The surgery had to be done to ensure that both the twins could live full lives.
#17 The surgery lasted 16 Hours
‘Craniopagus Twins’ that is the term used to describe children born with this condition. These twins from Braidwood, Illinois are just 13 months old. The surgery was carried out at Children’s Hospital at Montefiore Medical Center in Bronx, New York.
#16 The hardest type of twins to seperate
The Craniopagus twins are one of the hardest types of conjoined twins to operate. While 40 percent are ‘still born’ and 80 percent of those who survive birth die before the age of two.
#15 The Expert
The doctor who operated on the twins was Dr. James Goodrich, who is said to be the national expert in this niche field of medicine.
#14 The News
The parents Nicole and Christian McDonald found out that the twins they were expecting were conjoined during a routine ultrasound in May of 2015.
#13 The Risks
When faced with the risks if they didn’t opt for surgery and that of if they did opt for the surgery was quite scary to the parents. Both the choices had a lot of complications which would have resulted in the death of the twins.
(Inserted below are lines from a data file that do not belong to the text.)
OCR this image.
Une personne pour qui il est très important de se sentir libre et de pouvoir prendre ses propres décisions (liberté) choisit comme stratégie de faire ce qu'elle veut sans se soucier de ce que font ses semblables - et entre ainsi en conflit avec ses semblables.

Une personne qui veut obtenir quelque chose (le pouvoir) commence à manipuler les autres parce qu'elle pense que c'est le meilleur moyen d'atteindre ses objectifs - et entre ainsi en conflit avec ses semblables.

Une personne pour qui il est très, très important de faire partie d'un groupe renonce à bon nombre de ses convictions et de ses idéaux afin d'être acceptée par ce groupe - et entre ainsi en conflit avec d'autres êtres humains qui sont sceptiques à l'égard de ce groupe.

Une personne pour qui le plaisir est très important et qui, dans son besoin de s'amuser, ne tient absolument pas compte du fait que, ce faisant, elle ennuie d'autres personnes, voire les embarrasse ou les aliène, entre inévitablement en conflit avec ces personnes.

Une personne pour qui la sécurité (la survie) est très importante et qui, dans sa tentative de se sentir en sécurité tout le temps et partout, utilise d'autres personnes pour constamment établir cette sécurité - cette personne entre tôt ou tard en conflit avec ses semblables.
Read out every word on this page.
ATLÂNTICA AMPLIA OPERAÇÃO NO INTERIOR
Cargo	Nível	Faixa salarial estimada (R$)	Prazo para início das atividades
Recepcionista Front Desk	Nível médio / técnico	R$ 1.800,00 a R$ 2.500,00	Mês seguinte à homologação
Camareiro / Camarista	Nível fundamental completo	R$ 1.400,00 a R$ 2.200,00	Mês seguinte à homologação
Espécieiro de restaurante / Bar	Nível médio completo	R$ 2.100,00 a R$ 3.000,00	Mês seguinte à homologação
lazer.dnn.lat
#12 It was a tough choice…
But they decided to go with the surgery. The risk factors that could result in the death of both the twins were great. To which the twin’s father, Christian, told CNN ‘We know that is definitely a real possibility, but we’re still going to love our boys.’
#11 The Doctor
The doctor heading the surgery, Dr. James Goodrich has already separated seven sets of twins. He opened up to CNN about separation surgery which he says is ‘actually pretty awesome.’
‘It’s chaotic. You’re trying to get two kids on two tables…The problem is when you have nothing holding the brain in because the brain can actually slip and fall out. So, it’s quite a treat to get them repositioned.’
#9 2.3 Million Surgery
The main focus of this surgery, which cost 2.3 million, was to make sure that both the twins had enough skin to cover their scalps for which they had to undergo 3 surgeries.
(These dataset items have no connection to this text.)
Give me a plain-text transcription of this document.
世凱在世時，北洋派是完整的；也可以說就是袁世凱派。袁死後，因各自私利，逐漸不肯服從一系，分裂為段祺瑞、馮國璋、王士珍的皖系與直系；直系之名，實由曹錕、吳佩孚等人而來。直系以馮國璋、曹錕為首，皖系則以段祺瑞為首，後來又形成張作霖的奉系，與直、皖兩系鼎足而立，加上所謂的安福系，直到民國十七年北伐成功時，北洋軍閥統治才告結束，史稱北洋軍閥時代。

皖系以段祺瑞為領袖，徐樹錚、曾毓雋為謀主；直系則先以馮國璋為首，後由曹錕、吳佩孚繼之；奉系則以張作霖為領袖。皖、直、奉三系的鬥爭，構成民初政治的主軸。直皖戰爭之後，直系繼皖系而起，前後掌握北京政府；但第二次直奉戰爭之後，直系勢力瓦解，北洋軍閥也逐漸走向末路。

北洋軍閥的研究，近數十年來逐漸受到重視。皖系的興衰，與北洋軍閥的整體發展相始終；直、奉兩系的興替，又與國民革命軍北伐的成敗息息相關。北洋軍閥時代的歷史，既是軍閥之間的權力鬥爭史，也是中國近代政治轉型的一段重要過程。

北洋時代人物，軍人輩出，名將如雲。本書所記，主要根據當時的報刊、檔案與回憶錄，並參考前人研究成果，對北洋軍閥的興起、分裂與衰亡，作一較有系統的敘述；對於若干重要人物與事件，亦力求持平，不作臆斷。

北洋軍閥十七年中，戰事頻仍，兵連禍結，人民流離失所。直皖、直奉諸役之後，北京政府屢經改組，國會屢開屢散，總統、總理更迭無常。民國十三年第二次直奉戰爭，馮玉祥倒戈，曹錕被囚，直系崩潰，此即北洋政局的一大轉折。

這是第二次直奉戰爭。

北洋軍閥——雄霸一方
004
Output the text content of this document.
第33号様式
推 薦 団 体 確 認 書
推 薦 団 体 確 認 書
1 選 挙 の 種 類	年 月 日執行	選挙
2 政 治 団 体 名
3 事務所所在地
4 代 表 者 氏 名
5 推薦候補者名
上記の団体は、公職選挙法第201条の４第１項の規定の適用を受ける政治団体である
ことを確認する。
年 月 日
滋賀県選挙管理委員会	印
To cover the scalp, the doctors inserting tissue expanders into the heads. Dr. Goodrich said, ‘This is about as complicated as it gets.’
#7 As normal as they can be….
The twins were born on September 9, 2015. Their father told CNN,’They were normal little boys, like any other two little babies you would expect to see – except for being conjoined.’
On the morning of Oct 14, 2016 the boys were wheeled into surgery to give them a second chance at life. Their mother, Nicole, gave updates throughout the 16-hour surgery on Facebook.
#6 First Update
‘No news is good news, I suppose. They have made their way around to the side of the boys’ skull and will be reaching the dreaded area of shared brain tissue around 5 o’clock NY time. Everything is going well overall and the boys are tolerating anesthesia just fine. So far everything they are doing surgically has been done before.’
#5 Second Update
‘The fourth and final stage of the procedure is beginning. They are repositioning the boys and preparing to open the final area of their skull. Anias is beginning to sound very congested. With the last surgery, prolonged anesthesia and prone positioning causing fluid to accumulate in his lungs and was eventually what caused him to go into heart failure. I pray this is not the case this go-round.’
#4 Anias suffered the most because of his condition
Anias had a hard time being conjoined than his brother. ‘He’s got breathing issues and feeding issues,’ said his mother.
#3 Anias was in surgery the longest
After the separation, even after Jadon was taken out, Anias stayed in surgery. His mother updates,‘They had to reopen Anias’ incision. He’s still in surgery. No idea how much longer it will be. My heart aches for him all alone down there without his brother. Such a scary time to be alone.’
#2 5 hours later, Anias was out of surgery
After the exhausting surgery Dr. Goodrich simply said,‘Well, we did it. It ended up being much more complicated than originally anticipated because despite all the high-res imaging done, they did not really show how intertwined their vasculature really was.’
#1 A Happy Ending
Their mother poignantly wrote at the end of their surgery: ‘Finally reunited. How surreal. I now realize that I always saw you as separate because seeing you like this is really nothing different to me. When I stand at your bedside, Jadon, it’s almost as if Anias is still there. Anias, when I leaned over you I protected my hair from Jadon. But the view is still the same. This is how I always saw you. I love you so much. Now it’s time to step forward into the new chapter of our life. I’m ready to fight and I know you are too. Thank you, Dr Goodrich, Dr Tepper, Kamilah, Martine, Dr Kahana, Dr Mann and everyone else at Montefiore. Your hands performed a miracle today. We love you.’